According to new data, the UK remains on course to register the highest number of insolvencies since 2009 this year. Insolvency figures for September show that UK companies are continuing to struggle with a challenging economic environment.
Insolvency data for September 2023, analysed by PwC shows a total of 1,967 corporate insolvencies during the month, up 17 per cent from the same month a year earlier. While this was down from 2,308 insolvencies in August, PwC’s Head of Insolvency David Kelly said that the firm expected this to be “short-lived” and said the UK was still on track for the highest insolvency figures since 2009.
According to Kelly, economic challenges are continuing to impact businesses across a wide range of sectors, with construction being the worst hit and other key industries, including retail, hospitality and leisure also affected.
Kelly said that the recent pause in interest rates (following 14 straight increases) would be welcome news for many firms seeking to refinance loans. However, he added that refinancing loans would be more expensive and more challenging, which will impact cash flow and profits at these companies.
He added: “Unfortunately, it’s therefore likely that the number of companies falling into insolvency will remain high over the coming months.”
PwC Director of Restructuring and Insolvency Catherine Atkinson, meanwhile, pointed out that compulsory liquidations remained high last month.

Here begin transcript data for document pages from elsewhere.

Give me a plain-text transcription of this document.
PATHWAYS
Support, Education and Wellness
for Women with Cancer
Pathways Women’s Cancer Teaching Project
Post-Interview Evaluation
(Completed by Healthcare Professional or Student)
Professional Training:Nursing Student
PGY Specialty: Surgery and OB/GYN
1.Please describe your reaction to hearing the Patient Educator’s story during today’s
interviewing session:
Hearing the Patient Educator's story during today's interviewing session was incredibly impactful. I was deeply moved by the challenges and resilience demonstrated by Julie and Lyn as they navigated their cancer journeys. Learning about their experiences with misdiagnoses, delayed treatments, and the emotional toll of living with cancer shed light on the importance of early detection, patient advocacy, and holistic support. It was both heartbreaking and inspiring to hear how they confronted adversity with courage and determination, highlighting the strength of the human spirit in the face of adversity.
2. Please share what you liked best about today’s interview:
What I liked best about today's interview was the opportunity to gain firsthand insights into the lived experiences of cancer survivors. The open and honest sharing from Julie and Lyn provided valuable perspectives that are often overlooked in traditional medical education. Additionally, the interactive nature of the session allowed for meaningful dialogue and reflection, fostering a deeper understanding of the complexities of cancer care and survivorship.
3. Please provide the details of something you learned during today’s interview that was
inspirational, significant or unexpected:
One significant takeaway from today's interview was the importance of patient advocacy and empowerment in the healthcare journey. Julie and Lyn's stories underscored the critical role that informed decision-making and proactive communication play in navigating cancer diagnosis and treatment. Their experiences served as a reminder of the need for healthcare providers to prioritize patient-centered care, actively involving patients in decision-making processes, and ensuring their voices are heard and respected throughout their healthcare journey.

Creditors issues 469 petitions to wind up companies in September, up from 398 in September 2022 and above 2023’s monthly average of 407.
Atkinson added: “Despite the recent fall in the inflation rate it remains significantly above the long term average. External conditions remain very difficult for many companies who are having to juggle sustained increases in operational costs; worries about consumer demand; and challenging market conditions alongside increased borrowing costs.”
“We expect that insolvency levels will remain high and that creditors will continue to take action to recover outstanding debts by petitioning to wind up struggling companies.”